A0747
Title: Temporal spatial model via trend filtering
Authors: Carlos Misael Madrid Padilla - University of Notre Dame (United States) [presenting]
Oscar Hernan Madrid - University of California Los Angeles (United States)
Daren Wang - Carnegie Mellon University (United States)
Abstract: The focus is on the estimation of a nonparametric regression function in the presence of data with temporal-spatial dependencies. In such a context, trend filtering, a nonparametric estimator, is studied. To the best of knowledge, this estimator has not previously been examined in a similar context.
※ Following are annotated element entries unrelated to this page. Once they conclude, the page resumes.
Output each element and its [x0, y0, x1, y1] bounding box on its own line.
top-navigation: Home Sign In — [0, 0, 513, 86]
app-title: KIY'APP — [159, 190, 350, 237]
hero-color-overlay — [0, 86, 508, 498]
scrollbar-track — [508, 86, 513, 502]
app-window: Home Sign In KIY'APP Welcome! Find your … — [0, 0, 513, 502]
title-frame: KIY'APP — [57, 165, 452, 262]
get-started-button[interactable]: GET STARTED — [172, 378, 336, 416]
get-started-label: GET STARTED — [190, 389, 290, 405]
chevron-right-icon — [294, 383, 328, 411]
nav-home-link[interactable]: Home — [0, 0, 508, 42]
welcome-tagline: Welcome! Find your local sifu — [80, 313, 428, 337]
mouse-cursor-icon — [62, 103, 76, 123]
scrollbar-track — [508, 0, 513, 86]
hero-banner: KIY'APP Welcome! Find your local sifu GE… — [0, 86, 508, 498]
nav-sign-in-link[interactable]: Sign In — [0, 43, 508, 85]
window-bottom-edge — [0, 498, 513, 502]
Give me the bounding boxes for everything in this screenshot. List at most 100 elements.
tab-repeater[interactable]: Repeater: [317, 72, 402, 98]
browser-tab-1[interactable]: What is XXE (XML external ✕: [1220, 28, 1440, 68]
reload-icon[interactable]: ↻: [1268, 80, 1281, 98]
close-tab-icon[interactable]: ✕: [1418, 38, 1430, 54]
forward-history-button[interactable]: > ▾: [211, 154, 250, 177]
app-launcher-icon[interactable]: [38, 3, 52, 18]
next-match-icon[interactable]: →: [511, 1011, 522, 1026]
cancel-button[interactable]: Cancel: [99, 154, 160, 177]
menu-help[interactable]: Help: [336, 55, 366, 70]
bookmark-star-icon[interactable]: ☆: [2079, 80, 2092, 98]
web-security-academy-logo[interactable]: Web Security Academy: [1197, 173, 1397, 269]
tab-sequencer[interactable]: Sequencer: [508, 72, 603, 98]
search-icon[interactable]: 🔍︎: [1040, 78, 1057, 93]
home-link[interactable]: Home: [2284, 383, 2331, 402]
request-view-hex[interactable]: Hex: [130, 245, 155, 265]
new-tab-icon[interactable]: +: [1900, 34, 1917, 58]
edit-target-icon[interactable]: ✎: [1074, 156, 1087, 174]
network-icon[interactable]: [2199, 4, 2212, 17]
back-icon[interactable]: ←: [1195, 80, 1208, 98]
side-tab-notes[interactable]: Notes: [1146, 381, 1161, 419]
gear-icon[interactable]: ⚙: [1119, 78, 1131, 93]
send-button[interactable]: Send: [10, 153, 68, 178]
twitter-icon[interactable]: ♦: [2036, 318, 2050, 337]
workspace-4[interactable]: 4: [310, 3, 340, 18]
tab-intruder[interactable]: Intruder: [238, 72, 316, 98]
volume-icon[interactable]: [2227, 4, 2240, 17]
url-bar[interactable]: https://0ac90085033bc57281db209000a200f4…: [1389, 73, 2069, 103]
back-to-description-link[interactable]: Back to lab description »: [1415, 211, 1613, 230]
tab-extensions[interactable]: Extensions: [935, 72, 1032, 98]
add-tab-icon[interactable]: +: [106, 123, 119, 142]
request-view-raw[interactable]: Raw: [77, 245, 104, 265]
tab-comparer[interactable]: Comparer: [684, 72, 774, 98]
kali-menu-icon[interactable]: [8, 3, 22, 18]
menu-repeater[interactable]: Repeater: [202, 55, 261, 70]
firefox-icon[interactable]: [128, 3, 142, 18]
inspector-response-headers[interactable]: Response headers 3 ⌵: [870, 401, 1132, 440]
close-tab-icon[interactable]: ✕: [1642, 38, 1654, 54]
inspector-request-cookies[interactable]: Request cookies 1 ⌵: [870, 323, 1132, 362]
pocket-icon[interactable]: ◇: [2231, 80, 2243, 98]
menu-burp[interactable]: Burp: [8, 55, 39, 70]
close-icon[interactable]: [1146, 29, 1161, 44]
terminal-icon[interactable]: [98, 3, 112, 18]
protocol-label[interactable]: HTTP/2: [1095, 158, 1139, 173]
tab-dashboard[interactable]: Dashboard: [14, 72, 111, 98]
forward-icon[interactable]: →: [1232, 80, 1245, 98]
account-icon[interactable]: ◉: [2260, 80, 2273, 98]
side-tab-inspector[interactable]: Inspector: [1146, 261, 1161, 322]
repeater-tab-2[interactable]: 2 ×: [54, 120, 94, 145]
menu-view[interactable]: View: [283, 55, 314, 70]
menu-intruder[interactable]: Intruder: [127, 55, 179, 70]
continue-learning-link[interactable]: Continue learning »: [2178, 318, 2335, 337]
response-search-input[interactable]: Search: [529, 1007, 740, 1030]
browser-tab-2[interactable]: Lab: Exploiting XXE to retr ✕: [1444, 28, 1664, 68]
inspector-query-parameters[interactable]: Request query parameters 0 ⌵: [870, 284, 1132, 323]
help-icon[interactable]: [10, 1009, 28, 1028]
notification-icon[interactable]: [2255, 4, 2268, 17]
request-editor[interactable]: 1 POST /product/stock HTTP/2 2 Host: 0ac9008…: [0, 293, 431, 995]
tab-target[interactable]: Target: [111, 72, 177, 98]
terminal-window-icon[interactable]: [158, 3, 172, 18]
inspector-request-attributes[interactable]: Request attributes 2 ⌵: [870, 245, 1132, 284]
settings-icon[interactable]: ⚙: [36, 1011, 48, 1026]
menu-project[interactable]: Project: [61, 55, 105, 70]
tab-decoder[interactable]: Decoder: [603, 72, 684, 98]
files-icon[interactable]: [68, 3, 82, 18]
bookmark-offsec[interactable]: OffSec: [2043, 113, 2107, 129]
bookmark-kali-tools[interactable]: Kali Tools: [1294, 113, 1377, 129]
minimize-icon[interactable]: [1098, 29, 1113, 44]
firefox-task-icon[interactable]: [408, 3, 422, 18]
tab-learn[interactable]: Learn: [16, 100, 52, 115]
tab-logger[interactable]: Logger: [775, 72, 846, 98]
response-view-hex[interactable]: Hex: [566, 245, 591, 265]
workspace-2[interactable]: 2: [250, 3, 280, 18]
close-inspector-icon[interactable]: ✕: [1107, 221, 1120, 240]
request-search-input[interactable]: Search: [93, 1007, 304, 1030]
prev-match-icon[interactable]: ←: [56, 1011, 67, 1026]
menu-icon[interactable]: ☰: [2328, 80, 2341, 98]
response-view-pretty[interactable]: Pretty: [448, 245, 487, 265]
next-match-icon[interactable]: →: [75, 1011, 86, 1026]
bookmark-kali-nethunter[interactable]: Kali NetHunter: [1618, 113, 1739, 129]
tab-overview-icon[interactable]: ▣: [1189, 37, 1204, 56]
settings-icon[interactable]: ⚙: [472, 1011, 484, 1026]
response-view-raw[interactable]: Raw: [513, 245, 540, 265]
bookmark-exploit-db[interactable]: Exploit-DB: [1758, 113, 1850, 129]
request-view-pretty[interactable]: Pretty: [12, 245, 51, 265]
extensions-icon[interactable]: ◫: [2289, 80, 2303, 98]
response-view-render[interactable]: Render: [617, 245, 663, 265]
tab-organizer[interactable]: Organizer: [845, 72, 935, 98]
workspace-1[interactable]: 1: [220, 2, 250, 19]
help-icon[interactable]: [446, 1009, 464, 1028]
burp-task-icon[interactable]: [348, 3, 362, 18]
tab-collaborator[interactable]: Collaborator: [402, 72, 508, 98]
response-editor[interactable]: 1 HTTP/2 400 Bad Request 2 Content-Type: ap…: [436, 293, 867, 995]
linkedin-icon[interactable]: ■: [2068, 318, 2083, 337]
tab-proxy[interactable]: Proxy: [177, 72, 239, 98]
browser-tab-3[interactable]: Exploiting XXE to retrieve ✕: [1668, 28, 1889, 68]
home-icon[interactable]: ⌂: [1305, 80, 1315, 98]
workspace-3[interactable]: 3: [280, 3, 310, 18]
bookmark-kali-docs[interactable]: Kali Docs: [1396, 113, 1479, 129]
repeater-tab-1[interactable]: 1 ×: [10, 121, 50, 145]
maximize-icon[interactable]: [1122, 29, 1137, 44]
For univariate settings, the signals considered are assumed to have a kth weak derivative with bounded total variation, allowing for a general degree of smoothness. In the multivariate setting, we study a variant of the $K$-nearest neighbor fused lasso estimator. For this case, the function is required to have bounded variation and satisfy a property that extends a piecewise Lipschitz continuity criterion, or the function is assumed to be piecewise Lipschitz. An ADMM algorithm is developed for practical computation. By aligning with lower bounds, the minimax optimality of the univariate and multivariate estimators is shown. A unique phase transition phenomenon, previously unprecedented in trend filtering studies, emerges through the analysis. Both simulation studies and real data applications underscore the superior performance of the method when compared with established techniques in the existing literature.